Arbeitserfahrungen
Wenn sich die Konferenz für Heilpädagogik und Sozialtherapie als Organ der Medizinischen Sektion am Goetheanum zu ihren jährlichen Plenarversammlungen trifft, versammeln sich Vertreter aller Länder an einem runden Tisch. Zweierlei wird sichtbar: unsere Verschiedenheit begründet kein hierarchisches Verhältnis, in dem einer lehrt und der andere lernt, sondern eine Situation des Voneinander-Lernens und Aneinander-Erwachens.
Und trotz aller Verschiedenheit teilen wir die gleichen Fragen und Probleme: Wo wir zusammenarbeiten wollen, schaffen wir nicht nur gute Arbeitsergebnisse, sondern bringen auch Probleme, Fragen und Ratlosigkeit hervor. Wir haben offene Forschungsfragen und Schwierigkeiten in der Weitererarbeitung der geisteswissenschaftlichen Grundlagen unserer Arbeit. Wir stehen innerem und äusseren Druck gegenüber, in einer Zeit, in der soziale Initiative immer mehr mit Restriktionen und Gängelung bestraft wird.

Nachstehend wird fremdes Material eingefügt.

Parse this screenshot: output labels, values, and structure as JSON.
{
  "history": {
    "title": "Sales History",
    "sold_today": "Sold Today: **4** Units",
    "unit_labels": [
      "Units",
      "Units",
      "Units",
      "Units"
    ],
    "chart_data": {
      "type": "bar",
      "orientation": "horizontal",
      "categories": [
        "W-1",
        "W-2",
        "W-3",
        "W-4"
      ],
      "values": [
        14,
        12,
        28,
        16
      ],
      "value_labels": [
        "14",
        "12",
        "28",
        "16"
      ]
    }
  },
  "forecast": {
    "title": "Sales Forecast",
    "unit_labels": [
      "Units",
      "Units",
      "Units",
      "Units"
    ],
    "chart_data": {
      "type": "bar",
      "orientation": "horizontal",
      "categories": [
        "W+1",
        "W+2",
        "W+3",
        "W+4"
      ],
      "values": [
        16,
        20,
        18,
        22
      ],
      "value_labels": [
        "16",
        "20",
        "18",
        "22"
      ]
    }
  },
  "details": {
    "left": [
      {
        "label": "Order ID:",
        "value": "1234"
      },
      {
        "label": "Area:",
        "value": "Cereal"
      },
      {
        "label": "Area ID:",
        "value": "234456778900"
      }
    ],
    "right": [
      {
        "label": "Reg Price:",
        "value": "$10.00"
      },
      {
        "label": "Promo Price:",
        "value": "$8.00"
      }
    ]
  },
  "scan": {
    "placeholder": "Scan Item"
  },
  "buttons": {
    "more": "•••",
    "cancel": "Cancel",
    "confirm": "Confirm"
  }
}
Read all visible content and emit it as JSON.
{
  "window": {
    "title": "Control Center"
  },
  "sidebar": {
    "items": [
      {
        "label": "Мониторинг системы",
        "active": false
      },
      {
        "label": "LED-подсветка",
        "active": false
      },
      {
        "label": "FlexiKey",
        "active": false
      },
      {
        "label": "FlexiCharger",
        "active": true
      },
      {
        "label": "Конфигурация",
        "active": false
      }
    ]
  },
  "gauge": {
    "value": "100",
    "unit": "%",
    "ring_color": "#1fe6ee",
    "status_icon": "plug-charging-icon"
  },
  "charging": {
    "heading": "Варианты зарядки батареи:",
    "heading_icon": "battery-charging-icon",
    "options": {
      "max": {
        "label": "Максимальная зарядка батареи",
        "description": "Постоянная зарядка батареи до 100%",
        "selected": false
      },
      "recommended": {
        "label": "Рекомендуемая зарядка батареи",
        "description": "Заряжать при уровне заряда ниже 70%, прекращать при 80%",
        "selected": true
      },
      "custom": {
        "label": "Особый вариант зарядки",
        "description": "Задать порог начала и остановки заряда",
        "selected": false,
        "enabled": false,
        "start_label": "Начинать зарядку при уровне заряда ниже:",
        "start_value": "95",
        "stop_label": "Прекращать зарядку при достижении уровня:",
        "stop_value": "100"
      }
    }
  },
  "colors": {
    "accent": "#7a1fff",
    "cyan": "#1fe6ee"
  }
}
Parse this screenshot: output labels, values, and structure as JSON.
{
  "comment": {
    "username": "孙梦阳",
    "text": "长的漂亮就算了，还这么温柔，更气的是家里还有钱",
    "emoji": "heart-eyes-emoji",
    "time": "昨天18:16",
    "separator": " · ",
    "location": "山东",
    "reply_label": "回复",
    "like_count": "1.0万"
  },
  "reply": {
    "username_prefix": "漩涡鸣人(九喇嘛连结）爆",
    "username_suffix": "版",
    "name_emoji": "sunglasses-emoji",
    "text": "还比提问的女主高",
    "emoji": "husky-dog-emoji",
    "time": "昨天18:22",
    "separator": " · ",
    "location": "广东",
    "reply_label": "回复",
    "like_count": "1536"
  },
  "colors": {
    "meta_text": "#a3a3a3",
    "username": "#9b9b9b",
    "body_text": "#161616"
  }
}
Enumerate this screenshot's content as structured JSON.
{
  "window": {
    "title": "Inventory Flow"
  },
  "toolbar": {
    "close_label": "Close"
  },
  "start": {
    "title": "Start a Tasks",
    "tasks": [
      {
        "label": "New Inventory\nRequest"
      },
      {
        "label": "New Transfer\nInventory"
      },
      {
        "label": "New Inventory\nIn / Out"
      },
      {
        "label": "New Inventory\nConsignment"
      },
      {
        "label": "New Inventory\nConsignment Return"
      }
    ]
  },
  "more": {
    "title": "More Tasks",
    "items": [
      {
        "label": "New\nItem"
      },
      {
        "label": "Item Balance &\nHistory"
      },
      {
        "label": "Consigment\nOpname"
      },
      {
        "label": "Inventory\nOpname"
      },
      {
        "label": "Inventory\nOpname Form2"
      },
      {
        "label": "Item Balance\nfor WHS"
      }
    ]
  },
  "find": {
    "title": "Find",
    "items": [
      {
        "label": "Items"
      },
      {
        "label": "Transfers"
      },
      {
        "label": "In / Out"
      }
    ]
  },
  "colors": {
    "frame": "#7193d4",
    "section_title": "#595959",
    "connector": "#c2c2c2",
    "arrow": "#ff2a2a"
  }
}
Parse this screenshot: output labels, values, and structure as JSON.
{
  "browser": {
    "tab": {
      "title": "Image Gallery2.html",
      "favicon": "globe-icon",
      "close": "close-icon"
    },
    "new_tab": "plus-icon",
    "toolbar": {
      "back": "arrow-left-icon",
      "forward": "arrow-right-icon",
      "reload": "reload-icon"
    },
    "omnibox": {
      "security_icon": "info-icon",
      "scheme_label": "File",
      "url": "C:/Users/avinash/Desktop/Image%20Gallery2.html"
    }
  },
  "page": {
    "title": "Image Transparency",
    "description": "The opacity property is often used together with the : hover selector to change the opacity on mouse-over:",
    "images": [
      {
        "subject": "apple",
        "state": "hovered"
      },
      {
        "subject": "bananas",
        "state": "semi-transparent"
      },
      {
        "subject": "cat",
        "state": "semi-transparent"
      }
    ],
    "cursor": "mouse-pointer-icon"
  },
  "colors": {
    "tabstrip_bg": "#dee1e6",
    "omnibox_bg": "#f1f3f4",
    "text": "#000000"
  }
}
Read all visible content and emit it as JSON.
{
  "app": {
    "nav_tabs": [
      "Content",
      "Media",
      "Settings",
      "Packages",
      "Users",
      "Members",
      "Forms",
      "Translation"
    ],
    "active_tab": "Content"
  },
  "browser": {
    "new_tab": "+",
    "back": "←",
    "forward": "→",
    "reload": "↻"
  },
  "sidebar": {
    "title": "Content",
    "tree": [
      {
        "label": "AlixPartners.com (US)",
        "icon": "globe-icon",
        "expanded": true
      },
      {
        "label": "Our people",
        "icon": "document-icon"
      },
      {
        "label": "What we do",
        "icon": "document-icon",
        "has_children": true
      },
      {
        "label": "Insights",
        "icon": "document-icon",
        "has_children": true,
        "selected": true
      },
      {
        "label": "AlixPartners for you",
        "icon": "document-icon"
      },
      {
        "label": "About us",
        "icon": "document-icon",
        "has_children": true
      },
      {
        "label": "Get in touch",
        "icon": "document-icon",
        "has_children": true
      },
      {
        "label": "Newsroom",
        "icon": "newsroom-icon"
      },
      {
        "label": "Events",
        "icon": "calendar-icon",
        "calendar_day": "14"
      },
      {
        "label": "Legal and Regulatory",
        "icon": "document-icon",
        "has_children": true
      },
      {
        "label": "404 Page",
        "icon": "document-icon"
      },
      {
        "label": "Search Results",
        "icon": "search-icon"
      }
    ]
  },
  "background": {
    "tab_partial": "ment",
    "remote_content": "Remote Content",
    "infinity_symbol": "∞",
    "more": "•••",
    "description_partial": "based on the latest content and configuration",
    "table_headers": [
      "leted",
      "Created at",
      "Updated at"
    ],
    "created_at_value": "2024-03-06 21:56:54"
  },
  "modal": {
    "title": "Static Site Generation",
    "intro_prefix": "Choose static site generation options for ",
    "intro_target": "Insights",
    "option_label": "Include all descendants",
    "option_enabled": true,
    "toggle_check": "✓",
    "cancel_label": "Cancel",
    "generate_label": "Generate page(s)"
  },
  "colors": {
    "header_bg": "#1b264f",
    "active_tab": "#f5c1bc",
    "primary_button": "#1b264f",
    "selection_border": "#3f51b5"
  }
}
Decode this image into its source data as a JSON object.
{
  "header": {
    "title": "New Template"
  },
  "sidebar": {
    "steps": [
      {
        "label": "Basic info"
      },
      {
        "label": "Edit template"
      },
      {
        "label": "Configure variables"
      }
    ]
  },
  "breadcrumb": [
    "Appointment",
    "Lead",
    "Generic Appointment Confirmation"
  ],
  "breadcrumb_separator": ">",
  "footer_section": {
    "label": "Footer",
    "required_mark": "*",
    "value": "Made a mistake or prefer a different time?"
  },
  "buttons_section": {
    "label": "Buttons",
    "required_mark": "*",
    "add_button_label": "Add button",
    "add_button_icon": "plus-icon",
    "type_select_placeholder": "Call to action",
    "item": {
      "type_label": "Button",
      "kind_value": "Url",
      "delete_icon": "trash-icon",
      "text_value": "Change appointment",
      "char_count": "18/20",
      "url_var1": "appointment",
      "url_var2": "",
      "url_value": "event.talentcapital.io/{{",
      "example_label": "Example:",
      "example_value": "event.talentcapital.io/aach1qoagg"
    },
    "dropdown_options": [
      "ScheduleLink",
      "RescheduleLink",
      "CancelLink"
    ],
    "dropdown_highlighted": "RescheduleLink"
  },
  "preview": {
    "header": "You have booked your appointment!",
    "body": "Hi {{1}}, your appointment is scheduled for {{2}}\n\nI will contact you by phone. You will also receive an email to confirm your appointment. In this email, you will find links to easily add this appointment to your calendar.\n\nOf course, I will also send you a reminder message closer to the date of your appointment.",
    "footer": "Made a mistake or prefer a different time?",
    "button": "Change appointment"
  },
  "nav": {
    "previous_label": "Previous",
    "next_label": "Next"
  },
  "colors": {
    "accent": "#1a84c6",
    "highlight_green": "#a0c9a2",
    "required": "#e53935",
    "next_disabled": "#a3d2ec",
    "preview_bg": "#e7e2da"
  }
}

Gerade dies kann aber auch dazu führen, unser eigenes Potential zu unterschätzen: unsere brüderliche Verbundenheit zu den Menschen, die in unseren Einrichtungen leben, die Vielzahl an Einrichtungen und Angeboten, welche die breite Arbeitsbasis der heilpädagogischen und sozialtherapeutischen Bewegung repräsentieren, und nicht zuletzt die Tatsache, dass die Arbeit auf breiteren Füssen ruht denn je und sich in einer enormen - auch verwirrenden - Vielfalt zum Ausdruck bringt.
Anthroposophische Heilpädagogik und Sozialtherapie ist heute in vielen Ländern anerkannter Teil des sozialen Netzwerks, sie verfügt über ein internationales Netzwerk der Zusammenarbeit, das auf gegenseitiger Hilfe und Unterstützung beruht, und ihre Angebote werden von denjenigen, die sie in Anspruch nehmen - Menschen mit Behinderungen und deren Angehörige -, nicht nur genutzt, sondern mit- und weiterentwickelt.